Confidence in financial reform of city schools

After many failures, some believe it can now be done

November 14, 2003|By Liz Bowie | Liz Bowie,SUN STAFF

More than six years ago, a heralded reform of Baltimore's schools promised a new era of high academic standards and crisis-free management that would rid the system of its culture of failure.

After four changes in leadership, student test scores have risen drastically, but as many as 1,000 employees may lose their jobs in a financial crisis more severe than any in recent years.

As the next wave of reformers pledges yet again a new day of fiscal accountability, two key questions come to mind: Why have repeated attempts to straighten out the finances failed? And why does the system's new leadership believe it can resolve the financial problems once and for all?

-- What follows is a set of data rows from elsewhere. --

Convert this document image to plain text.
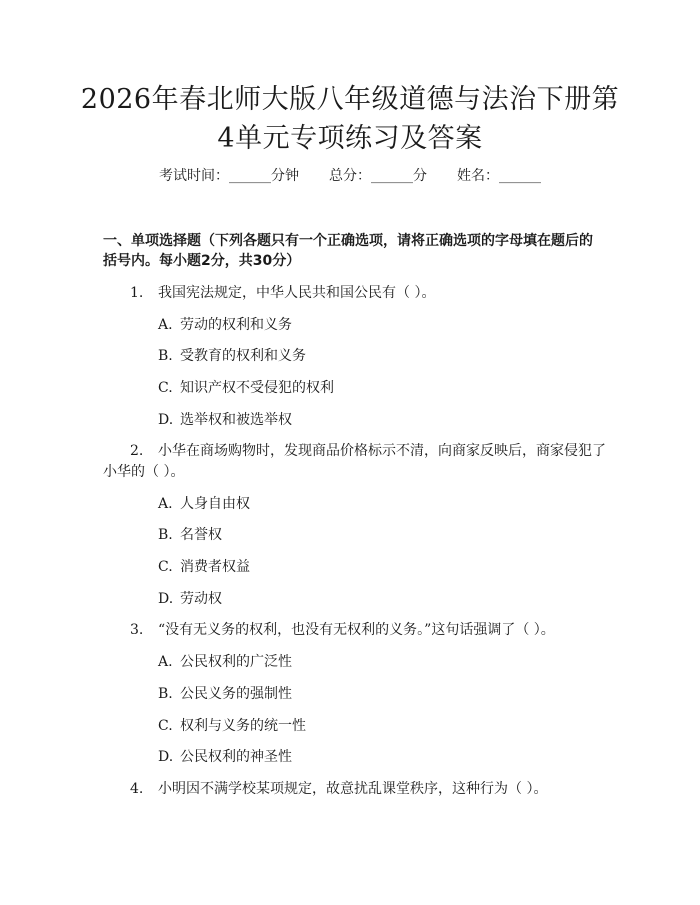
2026年春北师大版八年级道德与法治下册第
4单元专项练习及答案
考试时间：______分钟 总分：______分 姓名：______
一、单项选择题（下列各题只有一个正确选项，请将正确选项的字母填在题后的
括号内。每小题2分，共30分）
1. 我国宪法规定，中华人民共和国公民有（ ）。
A. 劳动的权利和义务
B. 受教育的权利和义务
C. 知识产权不受侵犯的权利
D. 选举权和被选举权
2. 小华在商场购物时，发现商品价格标示不清，向商家反映后，商家侵犯了
小华的（ ）。
A. 人身自由权
B. 名誉权
C. 消费者权益
D. 劳动权
3. “没有无义务的权利，也没有无权利的义务。”这句话强调了（ ）。
A. 公民权利的广泛性
B. 公民义务的强制性
C. 权利与义务的统一性
D. 公民权利的神圣性
4. 小明因不满学校某项规定，故意扰乱课堂秩序，这种行为（ ）。
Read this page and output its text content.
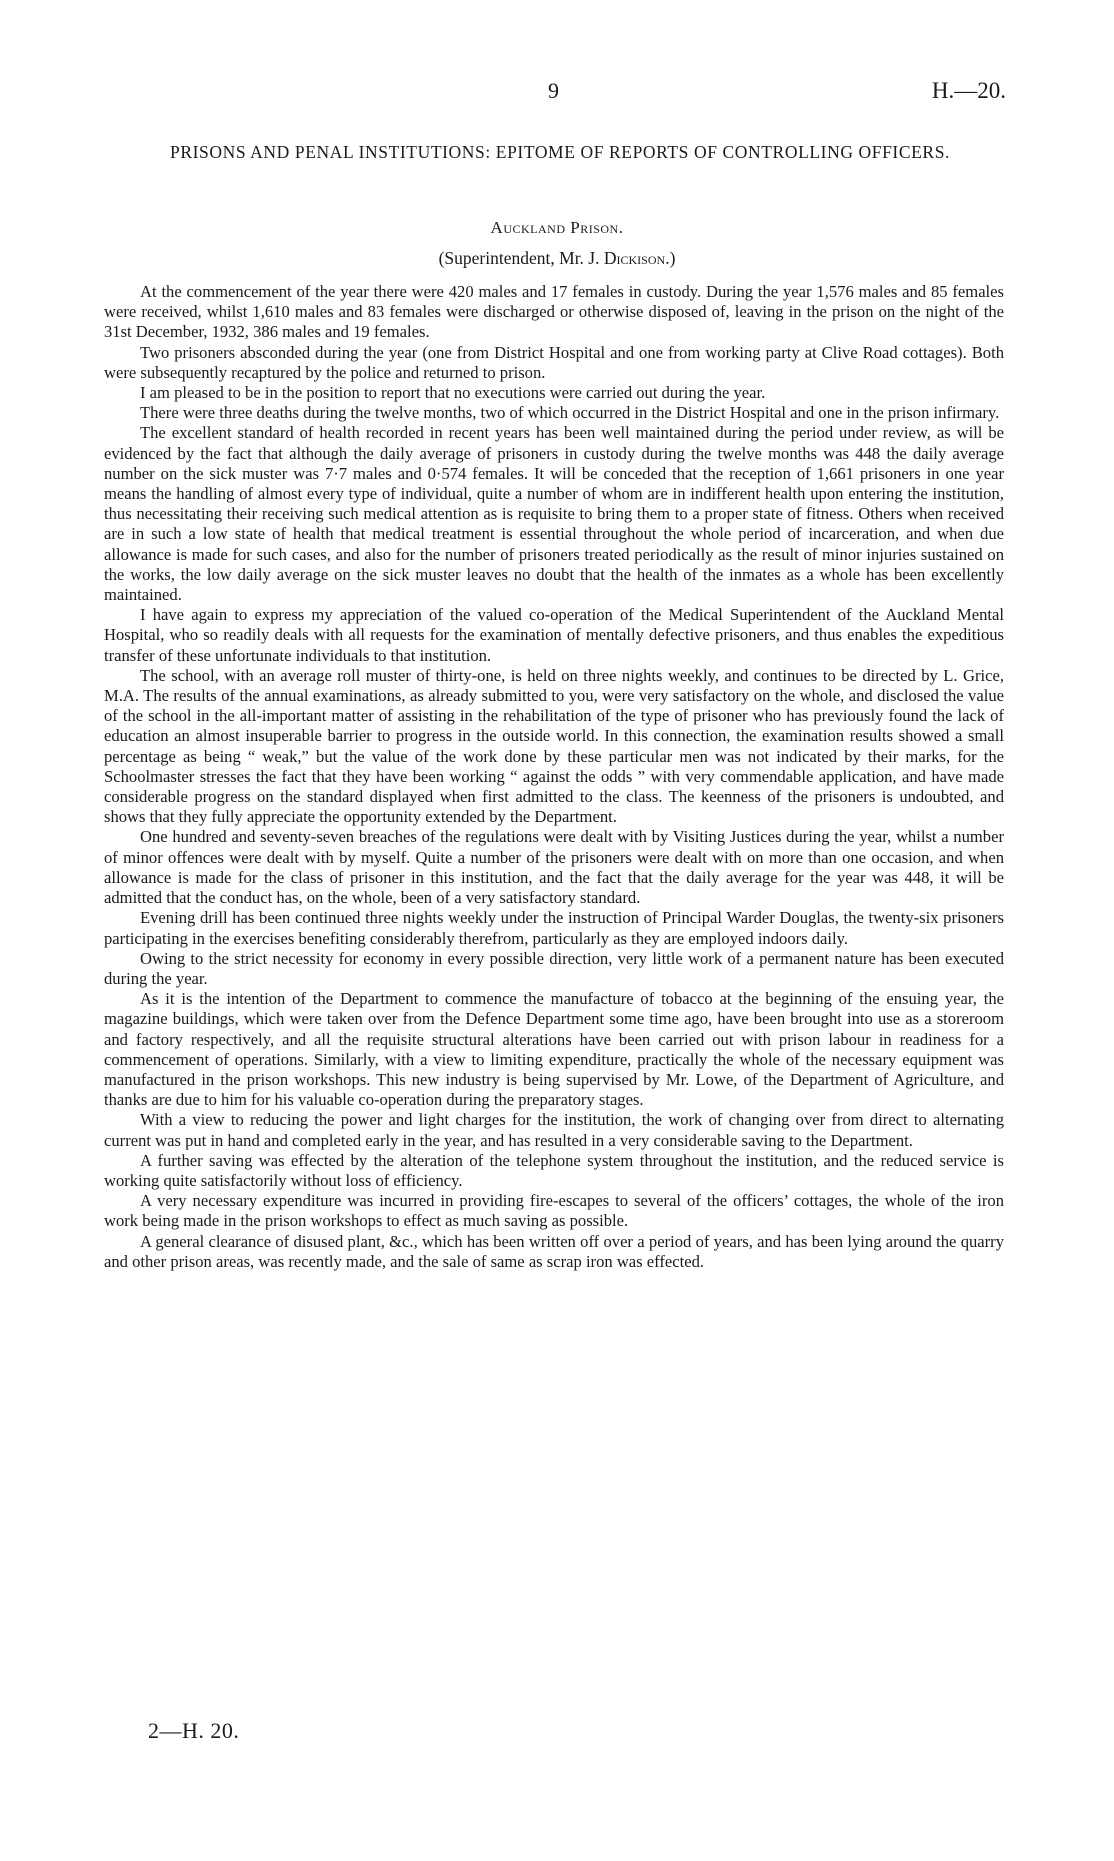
9	H.—20.
PRISONS AND PENAL INSTITUTIONS: EPITOME OF REPORTS OF CONTROLLING OFFICERS.
Auckland Prison.
(Superintendent, Mr. J. Dickison.)

At the commencement of the year there were 420 males and 17 females in custody. During the year 1,576 males and 85 females were received, whilst 1,610 males and 83 females were discharged or otherwise disposed of, leaving in the prison on the night of the 31st December, 1932, 386 males and 19 females.

Two prisoners absconded during the year (one from District Hospital and one from working party at Clive Road cottages). Both were subsequently recaptured by the police and returned to prison.

I am pleased to be in the position to report that no executions were carried out during the year.

There were three deaths during the twelve months, two of which occurred in the District Hospital and one in the prison infirmary.

The excellent standard of health recorded in recent years has been well maintained during the period under review, as will be evidenced by the fact that although the daily average of prisoners in custody during the twelve months was 448 the daily average number on the sick muster was 7·7 males and 0·574 females. It will be conceded that the reception of 1,661 prisoners in one year means the handling of almost every type of individual, quite a number of whom are in indifferent health upon entering the institution, thus necessitating their receiving such medical attention as is requisite to bring them to a proper state of fitness. Others when received are in such a low state of health that medical treatment is essential throughout the whole period of incarceration, and when due allowance is made for such cases, and also for the number of prisoners treated periodically as the result of minor injuries sustained on the works, the low daily average on the sick muster leaves no doubt that the health of the inmates as a whole has been excellently maintained.

I have again to express my appreciation of the valued co-operation of the Medical Superintendent of the Auckland Mental Hospital, who so readily deals with all requests for the examination of mentally defective prisoners, and thus enables the expeditious transfer of these unfortunate individuals to that institution.

The school, with an average roll muster of thirty-one, is held on three nights weekly, and continues to be directed by L. Grice, M.A. The results of the annual examinations, as already submitted to you, were very satisfactory on the whole, and disclosed the value of the school in the all-important matter of assisting in the rehabilitation of the type of prisoner who has previously found the lack of education an almost insuperable barrier to progress in the outside world. In this connection, the examination results showed a small percentage as being “ weak,” but the value of the work done by these particular men was not indicated by their marks, for the Schoolmaster stresses the fact that they have been working “ against the odds ” with very commendable application, and have made considerable progress on the standard displayed when first admitted to the class. The keenness of the prisoners is undoubted, and shows that they fully appreciate the opportunity extended by the Department.

One hundred and seventy-seven breaches of the regulations were dealt with by Visiting Justices during the year, whilst a number of minor offences were dealt with by myself. Quite a number of the prisoners were dealt with on more than one occasion, and when allowance is made for the class of prisoner in this institution, and the fact that the daily average for the year was 448, it will be admitted that the conduct has, on the whole, been of a very satisfactory standard.

Evening drill has been continued three nights weekly under the instruction of Principal Warder Douglas, the twenty-six prisoners participating in the exercises benefiting considerably therefrom, particularly as they are employed indoors daily.

Owing to the strict necessity for economy in every possible direction, very little work of a permanent nature has been executed during the year.

As it is the intention of the Department to commence the manufacture of tobacco at the beginning of the ensuing year, the magazine buildings, which were taken over from the Defence Department some time ago, have been brought into use as a storeroom and factory respectively, and all the requisite structural alterations have been carried out with prison labour in readiness for a commencement of operations. Similarly, with a view to limiting expenditure, practically the whole of the necessary equipment was manufactured in the prison workshops. This new industry is being supervised by Mr. Lowe, of the Department of Agriculture, and thanks are due to him for his valuable co-operation during the preparatory stages.

With a view to reducing the power and light charges for the institution, the work of changing over from direct to alternating current was put in hand and completed early in the year, and has resulted in a very considerable saving to the Department.

A further saving was effected by the alteration of the telephone system throughout the institution, and the reduced service is working quite satisfactorily without loss of efficiency.

A very necessary expenditure was incurred in providing fire-escapes to several of the officers’ cottages, the whole of the iron work being made in the prison workshops to effect as much saving as possible.

A general clearance of disused plant, &c., which has been written off over a period of years, and has been lying around the quarry and other prison areas, was recently made, and the sale of same as scrap iron was effected.

2—H. 20.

The answer to the second question began to emerge yesterday as Robert R. Neall, a former state senator who has spent three weeks analyzing the system's books, outlined the extent of the changes.

The system will attempt to spare teachers but will be more ruthless in its treatment of bureaucrats. About half of the system's 700 staff members at North Avenue headquarters and elsewhere will be laid off, not just by downsizing each department but by eliminating or consolidating entire units.

The moves will give the system a chance to break up what Neall believes are "independent fiefdoms ... that subsisted on their own without cooperating with other departments."

The first layoff notices will go out before Thanksgiving, Neall said, with the remainder of the layoffs taking place by January 1.

"We are talking about putting together a bare-bones staff that will keep the lights on, get the bills paid, and process the personnel. ... A lot of the evaluative, academic functions are going to be suspended," he said.

For example, instead of writing its curriculum, Neall said, the system may have to buy or borrow one for the next 18 months.

"We are poor and so we are going to have to act poor," he said.

Neall, a senior fiscal analyst analyst at Johns Hopkins Medical Systems known for his fiscal acumen, was asked to examine the system's books by new schools Chief Executive Officer Bonnie S. Copeland and State Schools Superintendent Nancy S. Grasmick. On Wednesday, school officials announced that the system had failed again to rein in spending.

The most pressing problem the system faced, Neall found, was that its payroll was much fatter than it could afford -- by about $24 million a year -- and still balance its budget.

The school board understood the need to reduce the number of employees last year and had instructed former schools CEO Carmen V. Russo to get rid of 600 positions through layoffs or attrition.

But that did not happen, a fact that the board did not know until very recently.

So on Wednesday, Neall and Copeland stood up and told the board it must begin sending out pink slips immediately. By taking action this late in the school year, the system will have to lay off far more employees -- as much as 8 percent of its staff -- to save the same amount of money.

Neall and Copeland say they are trying to do something much more profound than just get through this emergency. They say they must have a "sweeping, radical change in the corporate culture" to solve the long standing issues.

While the leadership kept changing, the underlying culture and way of doing business didn't, Neall believes.

Today, with the most serious financial problems in recent memory, Neall said the system has an opportunity to remake itself.

"It can be a more focused, more nimble, and more competent managerial structure," Neall said.

That kind of structure was one of the things that was supposed to happen in 1997, when the city and state formed a partnership to reform the system and offer city schoolchildren a better education. In exchange for an infusion of state funds, the city gave up its control over the schools.

The first permanent chief executive officer of the newly constituted school system was Robert Booker, who succeeded the brief tenure of an interim leader.

An accountant and chief financial officer from California, Booker was hired in 1998 to make the school system operate more like a business. When he departed two years later, he left behind a $20 million deficit.

Russo, a respected Florida educator, pledged to clean up the mess and for a while the finances improved. But when she left in July, the deficit had risen to $52 million.

Russo never excused the overspending, but said it was done because of the city's enormous needs -- for textbooks or summer school for failing students or for smaller high schools.

Indeed, despite substantial increases in state aid over the past several years, a state school funding commission and a state judge have said city schools continue to be grossly underfunded.

So like parents with a credit card and children in need of new shoes and food, school leaders didn't practice restraint and racked up larger and larger deficits each year.